The sparse matrix data structure is defined by three dense arrays, which we could create manually from an existing cuDF DataFrame or Series. Luckily, we don’t need to do that. We can simply leverage dlpack again. We’ll define a small helper function for cleanliness.
[14]:
def cudf_to_cupy_sparse_matrix(data, sparseformat='column'):
"""Converts a cuDF object to a CuPy Sparse Column matrix.
"""
if sparseformat not in ('row', 'column',):
raise ValueError("Let's focus on column and row formats for now.")
_sparse_constructor = cp.sparse.csc_matrix
if sparseformat == 'row':
_sparse_constructor = cp.sparse.csr_matrix
return _sparse_constructor(cp.fromDlpack(data.to_dlpack()))
We can define a sparsely populated DataFrame to illustrate this conversion to either sparse matrix format.
[15]:
df = cudf.DataFrame()
nelem = 10000
nonzero = 1000
for i in range(20):
arr = cp.random.normal(5, 5, nelem)
arr[cp.random.choice(arr.shape[0], nelem-nonzero, replace=False)] = 0
df['a' + str(i)] = cp.ascontiguousarray(arr)
[16]:
df.head()
[16]:
a0 | a1 | a2 | a3 | a4 | a5 | a6 | a7 | a8 | a9 | a10 | a11 | a12 | a13 | a14 | a15 | a16 | a17 | a18 | a19 | |
---|---|---|---|---|---|---|---|---|---|---|---|---|---|---|---|---|---|---|---|---|
0 | 0.0 | 0.0 | 0.0 | 0.000000 | 1.712374 | 8.767093 | 0.0 | 0.200284 | 0.0 | 0.0 | 0.0 | 0.0 | 0.0 | 0.0 | 0.00000 | 0.000000 | 0.0 | 0.0 | 0.000000 | 0.000000 |
1 | 0.0 | 0.0 | 0.0 | 8.846976 | 0.000000 | 0.000000 | 0.0 | 0.000000 | 0.0 | 0.0 | 0.0 | 0.0 | 0.0 | 0.0 | 0.00000 | 8.297748 | 0.0 | 0.0 | 0.000000 | 0.000000 |
2 | 0.0 | 0.0 | 0.0 | 7.201353 | 0.000000 | 0.000000 | 0.0 | 0.000000 | 0.0 | 0.0 | 0.0 | 0.0 | 0.0 | 0.0 | 0.00000 | 0.000000 | 0.0 | 0.0 | 0.000000 | 0.000000 |
3 | 0.0 | 0.0 | 0.0 | 0.000000 | 0.000000 | 0.000000 | 0.0 | 9.195801 | 0.0 | 0.0 | 0.0 | 0.0 | 0.0 | 0.0 | -1.16354 | 0.000000 | 0.0 | 0.0 | 0.000000 | 0.000000 |
4 | 0.0 | 0.0 | 0.0 | 0.000000 | 0.000000 | 0.000000 | 0.0 | 3.340914 | 0.0 | 0.0 | 0.0 | 0.0 | 0.0 | 0.0 | 0.00000 | 0.000000 | 0.0 | 0.0 | 8.887779 | 4.562149 |
[17]:
sparse_data = cudf_to_cupy_sparse_matrix(df)
sparse_data
/conda/envs/cudf/lib/python3.7/site-packages/cudf/io/dlpack.py:74: UserWarning: WARNING: cuDF to_dlpack() produces column-major (Fortran order) output. If the output tensor needs to be row major, transpose the output of this function.
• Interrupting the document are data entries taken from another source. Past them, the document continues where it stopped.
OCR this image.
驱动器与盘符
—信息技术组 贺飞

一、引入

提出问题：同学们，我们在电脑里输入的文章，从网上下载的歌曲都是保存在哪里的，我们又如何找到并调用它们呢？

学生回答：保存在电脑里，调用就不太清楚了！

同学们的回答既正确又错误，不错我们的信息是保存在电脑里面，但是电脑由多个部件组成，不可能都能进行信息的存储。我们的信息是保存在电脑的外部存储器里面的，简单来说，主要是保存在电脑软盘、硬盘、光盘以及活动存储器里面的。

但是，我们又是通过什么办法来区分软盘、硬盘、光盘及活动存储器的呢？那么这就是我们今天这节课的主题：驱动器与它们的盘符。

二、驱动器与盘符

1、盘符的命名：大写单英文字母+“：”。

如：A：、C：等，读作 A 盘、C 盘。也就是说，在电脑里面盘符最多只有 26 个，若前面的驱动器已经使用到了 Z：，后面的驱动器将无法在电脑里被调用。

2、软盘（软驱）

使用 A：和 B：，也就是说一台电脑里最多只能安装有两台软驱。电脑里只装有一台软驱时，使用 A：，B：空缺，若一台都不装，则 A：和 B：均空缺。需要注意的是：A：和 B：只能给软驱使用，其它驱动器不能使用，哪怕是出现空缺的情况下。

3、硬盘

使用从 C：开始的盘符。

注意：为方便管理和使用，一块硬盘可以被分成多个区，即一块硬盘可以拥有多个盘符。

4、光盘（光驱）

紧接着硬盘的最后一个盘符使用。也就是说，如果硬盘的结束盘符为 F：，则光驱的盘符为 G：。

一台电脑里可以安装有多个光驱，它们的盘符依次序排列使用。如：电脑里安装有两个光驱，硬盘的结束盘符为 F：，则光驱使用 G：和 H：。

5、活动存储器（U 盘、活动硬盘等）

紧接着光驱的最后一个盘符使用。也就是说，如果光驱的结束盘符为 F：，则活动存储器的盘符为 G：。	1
return libdlpack.to_dlpack(gdf_cols)
[17]:
<cupyx.scipy.sparse.csc.csc_matrix at 0x7f25814012d0>
From here, we could continue our workflow with a CuPy sparse matrix.
For a full list of the functionality built into these libraries, we encourage you to check out the API docs for cuDF and CuPy.